This is a list of humor ratings for almost 5000 English words. [You can read the paper here.](https://link.springer.com/article/10.3758%2Fs13428-017-0930-6) 

Basically, they asked ~800 people on Amazon Mechanical Turk to rate how humorous a word was using a 1-5 scale. The values in this lexicon are the mean humor ratings for each word, after the authors trimmed and cleaned the data.

You could use this resource to see whether a certain text/genre uses words with higher or lower individual humor ratings, or if a text even has words which are deemed to be funny. I'm not convinvced this measure can actually represent how humorous a text is, but nonetheless this might be an interesting or fun resource to try. 


In [None]:
# create humor dictionary
humor_url = 'https://raw.githubusercontent.com/scskalicky/LING-226-vuw/main/lexical%20resources/humor.txt'
humor_dict = get_word_rating_resource(humor_url)

In [None]:
# you can now access mean humor ratings
for word in humor_dict.keys():
  if humor_dict[word] > 4:
    print(word, humor_dict[word])

In [None]:

word_targets = ['cabbage', 'sconce', 'car', 'think', 'no', 'the', 'pretentious']

for target in word_targets:
    if target in humor_dict.keys():
        print(f'Average humour for {target} is {humor_dict[target]}')
    else:
        print(f'Sorry, {target} not found')

# Emotion Words

This resource is a bit different because rather than being a single value associated with each word, this resource is a series of words and whether or not they are associated with a particular emotion. The emotions include:

- anger
- anticipation
- disgust 
- fear
- joy
- negative
- positive 
- sadness
- surprise
- trust

The values associated with the words in the dictionary are a 0 or 1 for each of these emotions. A 0 means the word does not have an association, whereas a 1 means it does. So it is binary - either or. With a resource like this, one would likely then want to see how many words with these associations a particular text has. Notice that it also has positive/negative, so in a way this can also be used as a sentiment analysis resource. 

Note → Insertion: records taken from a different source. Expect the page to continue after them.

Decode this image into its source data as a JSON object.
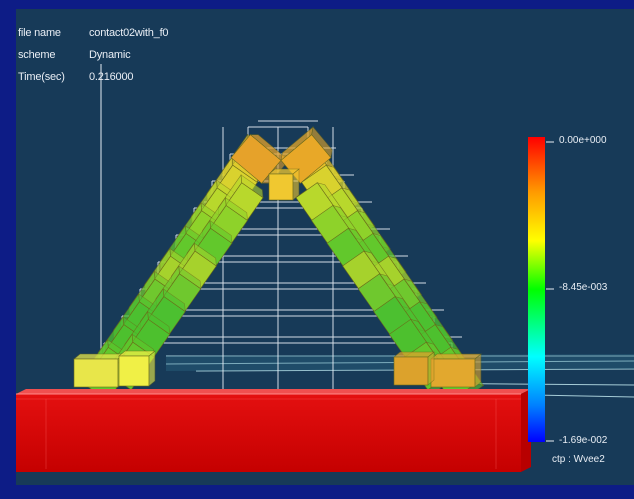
{
  "info": {
    "file_name_label": "file name",
    "file_name_value": "contact02with_f0",
    "scheme_label": "scheme",
    "scheme_value": "Dynamic",
    "time_label": "Time(sec)",
    "time_value": "0.216000"
  },
  "colorbar": {
    "max_label": "0.00e+000",
    "mid_label": "-8.45e-003",
    "min_label": "-1.69e-002",
    "quantity_label": "ctp : Wvee2"
  }
}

This is just one of many resources provided [on this website.](https://saifmohammad.com/WebPages/NRC-Emotion-Lexicon.htm)

In [None]:
# get emotion resource and split on newlines
emotion_url = 'https://raw.githubusercontent.com/scskalicky/LING-226-vuw/main/lexical%20resources/emotion_lexicon.txt'
raw_emotion = requests.get(emotion_url).text.split('\n')

In [None]:
# create a list, but this time of triples
emotion_list = [(triple.split('\t')[0], triple.split('\t')[1], round(float(triple.split('\t')[2]),2)) for triple in raw_emotion]

In [None]:
# create empty dictionary with defaultdict having another dictionary inside
from collections import defaultdict
emotion_dict = defaultdict(dict)

In [None]:
# add each entry to the new dictionary
for triple in emotion_list:
  word, category, value = triple
  emotion_dict[word][category] = value

In [None]:
# you can now look up words for their associations 
emotion_dict['nepotism']

In [None]:
# and you can index deeper to get specific categories
emotion_dict['nepotism']['negative']

In [None]:

word_targets = ['fight', 'play', 'shout', 'clown', 'tornado']

for target in word_targets:
    if target in emotion_dict.keys():
        print(f'Emotions for {target} is {emotion_dict[target]}')
    else:
        print(f'Sorry, {target} not found')

# General Inquirer List

This is another lexicon which groups words into particular categories. The different categories are [explained here](http://www.wjh.harvard.edu/~inquirer/homecat.htm)

There are a *lot* of categories and you should look through them in order to know if there is anything interesting in here for you. For example, this list includes words associated with different emotions, activities, feelings, etc. The lists work in that words thought to be included with those particular emotions / feelings are simply grouped in that list. 

So if a word is in the list, you can assume it is associated with that concept. You would use a resource like this to find how many words of a particular category exist in a text. 



In [None]:
# GI list
gi_url = 'https://raw.githubusercontent.com/scskalicky/LING-226-vuw/main/lexical%20resources/inquirerbasic.txt'
raw_gi = requests.get(gi_url).text.split('\n')

In [None]:
# we need to do something a bit different for this resource
gi_dict = dict()

for category in raw_gi:
  gi_dict[category.split('\t')[0]] = category.split('\t')[1:]

In [None]:
# which words are associated with strength?
gi_dict['Strong_GI']

In [None]:
# which words are associated with persistance?
gi_dict['Persist_GI']